We explore the role of the body in discovering, organizing and creating knowledge, but also exploring it as a metaphor for the finite limits of knowledge.
Disciplinary bodies of knowledge often assume a body-as-object, knowable outside of lived embodied experience. This creates the illusion of certainty and projects certainty as an absolute value.

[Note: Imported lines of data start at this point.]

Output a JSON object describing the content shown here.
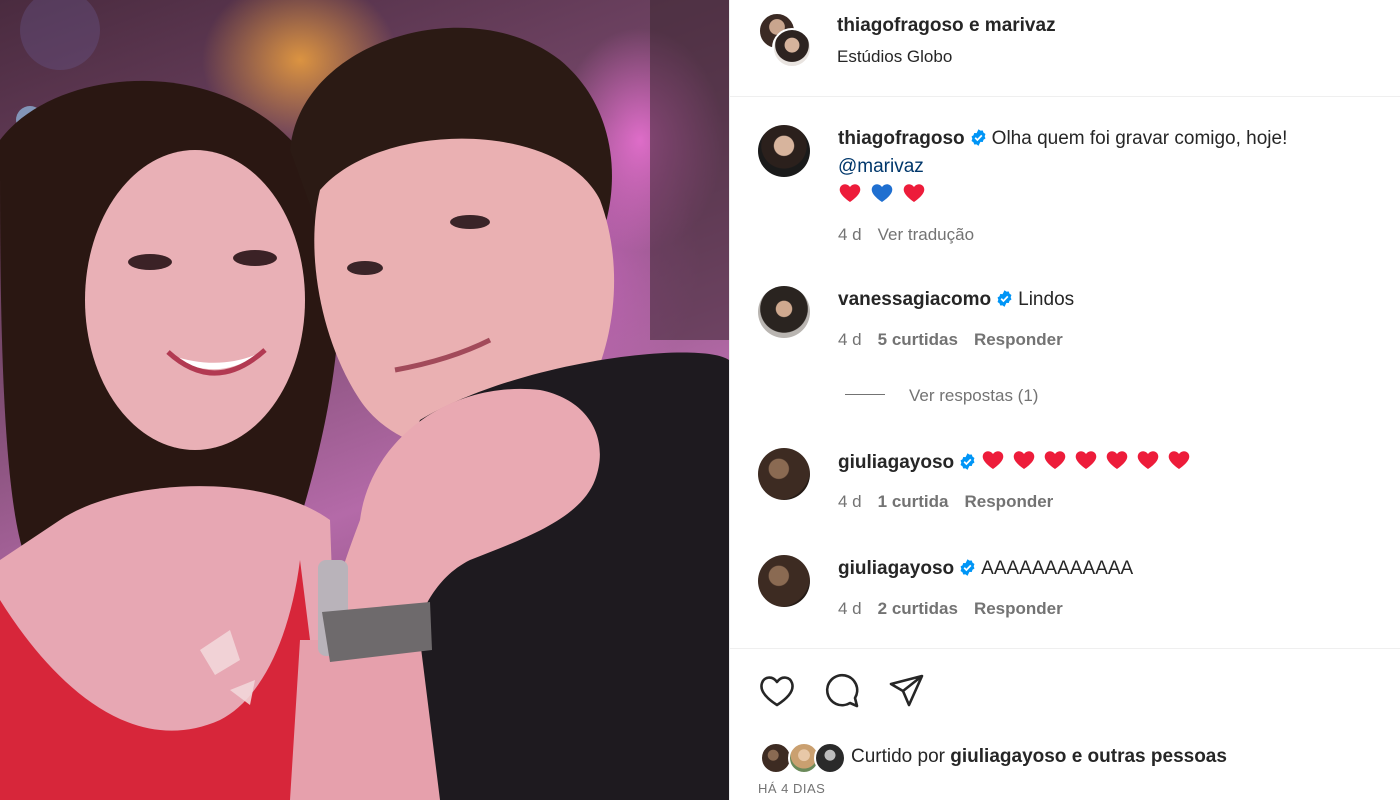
{
  "post": {
    "header_title": "thiagofragoso e marivaz",
    "header_user1": "thiagofragoso",
    "header_conj": " e ",
    "header_user2": "marivaz",
    "location": "Estúdios Globo"
  },
  "caption": {
    "username": "thiagofragoso",
    "text": "Olha quem foi gravar comigo, hoje!",
    "mention": "@marivaz",
    "emoji": "❤️💙❤️",
    "age": "4 d",
    "translate": "Ver tradução"
  },
  "comments": [
    {
      "username": "vanessagiacomo",
      "text": "Lindos",
      "age": "4 d",
      "likes": "5 curtidas",
      "reply": "Responder"
    },
    {
      "username": "giuliagayoso",
      "text": "❤️❤️❤️❤️❤️❤️❤️",
      "age": "4 d",
      "likes": "1 curtida",
      "reply": "Responder"
    },
    {
      "username": "giuliagayoso",
      "text": "AAAAAAAAAAAA",
      "age": "4 d",
      "likes": "2 curtidas",
      "reply": "Responder"
    }
  ],
  "view_replies": "Ver respostas (1)",
  "likes": {
    "prefix": "Curtido por ",
    "user": "giuliagayoso",
    "suffix": " e outras pessoas"
  },
  "date": "HÁ 4 DIAS",
  "icons": [
    "heart-icon",
    "comment-icon",
    "share-icon",
    "verified-icon"
  ],
  "colors": {
    "verified": "#0095f6",
    "heart_red": "#ed1c3a",
    "heart_blue": "#1f6fd0",
    "mention": "#00376b",
    "meta": "#737373"
  }
}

Returning to the phenomenology can make available for theoretical reassessment those areas of human experience that do not admit of certainty.  


1) Revitalize phenomenology and its relevance for various academic disciplines;

2) Reopen for discussion the relationship between embodied life and academic bodies of knowledge;

3) Describe phenomena such as incarnation, love, disease, appetite and pain through multidisciplinary seminars, conferences and writing projects;

4) Question the value of certainty as the goal of knowledge, especially with regard to the experience and representation of the human body.

Upcoming PhD Course

SVF 8060: Interdisciplinary Phenomenology will take place at UiT 14-16 November, 2018. The course is designed for doctoral students from across different disciplines who could benefit from more knowledge of phenomenology. The course will be organized into three focus areas: phenomenologies of the other, the body, and the past. 

Presenters include: Hans Ruin, Drew Leder, Espen Dahl, Cassandra Falke, Thor Eirik Eriksen and Dag Andersson. Presentations will primarily be in English.